# More Questions Than Answers with Satellite Radio



## Chris Blount (Jun 22, 2001)

More Questions Than Answers with Satellite Radio

The country's top two competing satellite radio providers announced third quarter subscriber additions this week and reaction to the news has been somewhat expected: satellite radio, with all of its potential, is still creating more questions than answers. Industry analysts recognize that both companies continue to expand their subscriber bases, but the question of supply vs. demand continues to weaken the industry as a whole.

At first glance, it appears both XM and Sirius are chugging along well. XM added 285,000 subscribers during the period which is slightly above some Wall Street estimates. But - and its a big BUT - that number represents a 54 percent drop from the same quarter last year and a 12 percent decrease in gross adds (844,000) after applying last quarter's churn rate of 2.7 percent.

Sirius, on the other hand, easily gained share exceeding analyst estimates with 441,000 net additions. With the company's second quarter churn rate of 2 percent, Sirius appears to have grossed 722,000 adds - a 55 percent increase over the same period last year, but still 14 percent lower than its rival XM.

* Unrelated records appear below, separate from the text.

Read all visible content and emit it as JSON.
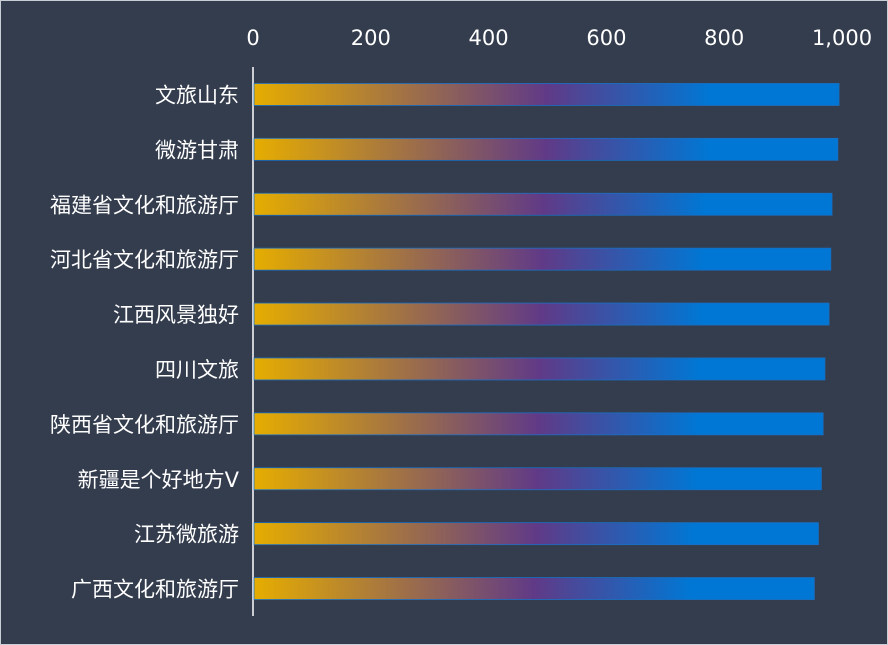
{
  "chart_data": {
    "type": "bar",
    "orientation": "horizontal",
    "title": "",
    "xlabel": "",
    "ylabel": "",
    "xlim": [
      0,
      1000
    ],
    "x_ticks": [
      "0",
      "200",
      "400",
      "600",
      "800",
      "1,000"
    ],
    "x_tick_values": [
      0,
      200,
      400,
      600,
      800,
      1000
    ],
    "x_axis_position": "top",
    "grid": false,
    "legend": "none",
    "categories": [
      "文旅山东",
      "微游甘肃",
      "福建省文化和旅游厅",
      "河北省文化和旅游厅",
      "江西风景独好",
      "四川文旅",
      "陕西省文化和旅游厅",
      "新疆是个好地方V",
      "江苏微旅游",
      "广西文化和旅游厅"
    ],
    "values": [
      995,
      993,
      983,
      981,
      978,
      971,
      968,
      965,
      960,
      953
    ],
    "bar_gradient": [
      "#e6ad00",
      "#603a87",
      "#0077d4"
    ]
  },
  "colors": {
    "background": "#343d4e",
    "text": "#ffffff",
    "axis": "#ffffff"
  }
}
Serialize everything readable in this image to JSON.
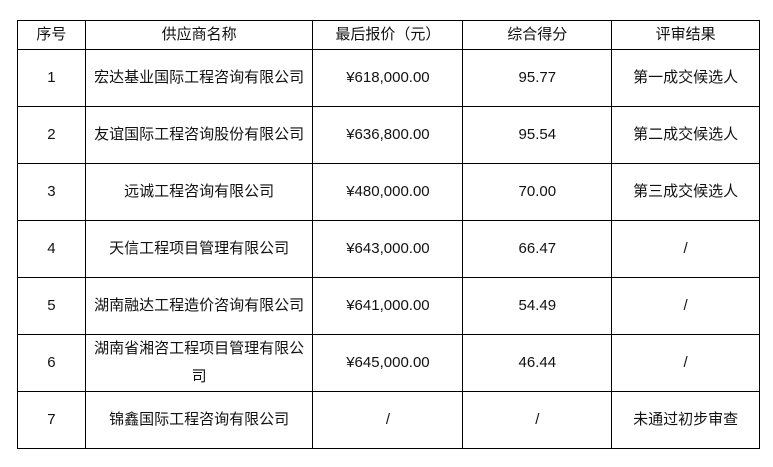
{
  "headers": [
    "序号",
    "供应商名称",
    "最后报价（元）",
    "综合得分",
    "评审结果"
  ],
  "rows": [
    {
      "no": "1",
      "name": "宏达基业国际工程咨询有限公司",
      "price": "¥618,000.00",
      "score": "95.77",
      "result": "第一成交候选人"
    },
    {
      "no": "2",
      "name": "友谊国际工程咨询股份有限公司",
      "price": "¥636,800.00",
      "score": "95.54",
      "result": "第二成交候选人"
    },
    {
      "no": "3",
      "name": "远诚工程咨询有限公司",
      "price": "¥480,000.00",
      "score": "70.00",
      "result": "第三成交候选人"
    },
    {
      "no": "4",
      "name": "天信工程项目管理有限公司",
      "price": "¥643,000.00",
      "score": "66.47",
      "result": "/"
    },
    {
      "no": "5",
      "name": "湖南融达工程造价咨询有限公司",
      "price": "¥641,000.00",
      "score": "54.49",
      "result": "/"
    },
    {
      "no": "6",
      "name": "湖南省湘咨工程项目管理有限公司",
      "price": "¥645,000.00",
      "score": "46.44",
      "result": "/"
    },
    {
      "no": "7",
      "name": "锦鑫国际工程咨询有限公司",
      "price": "/",
      "score": "/",
      "result": "未通过初步审查"
    }
  ]
}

"Sirius' dramatic market share gains are almost entirely a consequence of its smaller base; what we described a year ago as the 'gravitational pull of parity market share,'" said Bernstein Research's Craig Moffett. "By virtue of its smaller size, Sirius loses fewer customers to churn (and) its share of net adds will always be higher than its gross adds, at least until it 'catches up' to XM in sheer size."

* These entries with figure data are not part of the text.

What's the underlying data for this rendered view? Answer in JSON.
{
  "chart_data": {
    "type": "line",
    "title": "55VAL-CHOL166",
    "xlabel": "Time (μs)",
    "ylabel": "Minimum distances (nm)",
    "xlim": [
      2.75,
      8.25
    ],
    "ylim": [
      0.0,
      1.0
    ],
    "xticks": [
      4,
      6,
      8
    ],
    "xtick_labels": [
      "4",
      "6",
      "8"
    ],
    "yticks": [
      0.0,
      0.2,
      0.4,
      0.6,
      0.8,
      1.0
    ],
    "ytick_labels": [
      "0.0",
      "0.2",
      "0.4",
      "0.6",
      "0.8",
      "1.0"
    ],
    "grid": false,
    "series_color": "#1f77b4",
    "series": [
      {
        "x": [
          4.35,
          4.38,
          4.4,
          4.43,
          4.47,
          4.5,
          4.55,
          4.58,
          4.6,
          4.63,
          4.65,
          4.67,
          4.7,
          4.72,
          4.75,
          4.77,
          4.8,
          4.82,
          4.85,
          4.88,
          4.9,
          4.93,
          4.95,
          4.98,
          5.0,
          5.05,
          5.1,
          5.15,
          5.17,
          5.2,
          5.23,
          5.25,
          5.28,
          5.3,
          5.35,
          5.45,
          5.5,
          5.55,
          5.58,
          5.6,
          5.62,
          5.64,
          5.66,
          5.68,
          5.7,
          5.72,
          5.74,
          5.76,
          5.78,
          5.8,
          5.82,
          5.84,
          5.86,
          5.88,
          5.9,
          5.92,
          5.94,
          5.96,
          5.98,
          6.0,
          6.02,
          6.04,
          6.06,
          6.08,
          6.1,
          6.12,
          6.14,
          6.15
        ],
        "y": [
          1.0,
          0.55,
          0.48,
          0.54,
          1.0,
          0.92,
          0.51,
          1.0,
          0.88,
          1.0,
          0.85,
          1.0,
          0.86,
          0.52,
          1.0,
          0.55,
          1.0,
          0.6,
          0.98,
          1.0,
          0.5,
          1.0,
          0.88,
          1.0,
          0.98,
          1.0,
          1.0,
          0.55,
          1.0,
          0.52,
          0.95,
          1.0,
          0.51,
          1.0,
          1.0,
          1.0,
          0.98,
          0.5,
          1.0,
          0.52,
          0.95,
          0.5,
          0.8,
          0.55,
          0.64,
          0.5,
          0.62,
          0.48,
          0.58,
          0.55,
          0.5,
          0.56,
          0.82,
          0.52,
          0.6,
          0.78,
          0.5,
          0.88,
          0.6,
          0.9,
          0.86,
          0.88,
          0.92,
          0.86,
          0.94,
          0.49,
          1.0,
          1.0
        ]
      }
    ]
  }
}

Moffett goes on to say the industry's weakness is reflected in XM's well-documented product shortages during the quarter - thanks to FCC non-compliance issues - which undoubtedly constrained sales and led to a sharp pullback in consumer marketing. Sirius had similar problems, but the analyst said they were less significant and likely had a smaller impact on quarterly sales.

Weak sales via U.S. automakers didn't help either company, Moffett said, compounded by the fact that many OEM additions will soon be exiting their promotional period. These satellite radio listeners - but non-subscribers - will contribute to higher churn rates across the board, he said.

http://www.skyreport.com (Used with permission)


----------



## georgecostanza (Jan 11, 2005)

What a BS article, Sirius is doing better because it's smaller? Sirius is doing better, mainly because of Howard. When Sirius surpasses XM, according to this theory, XM will start outselling Sirius, doubtful.


----------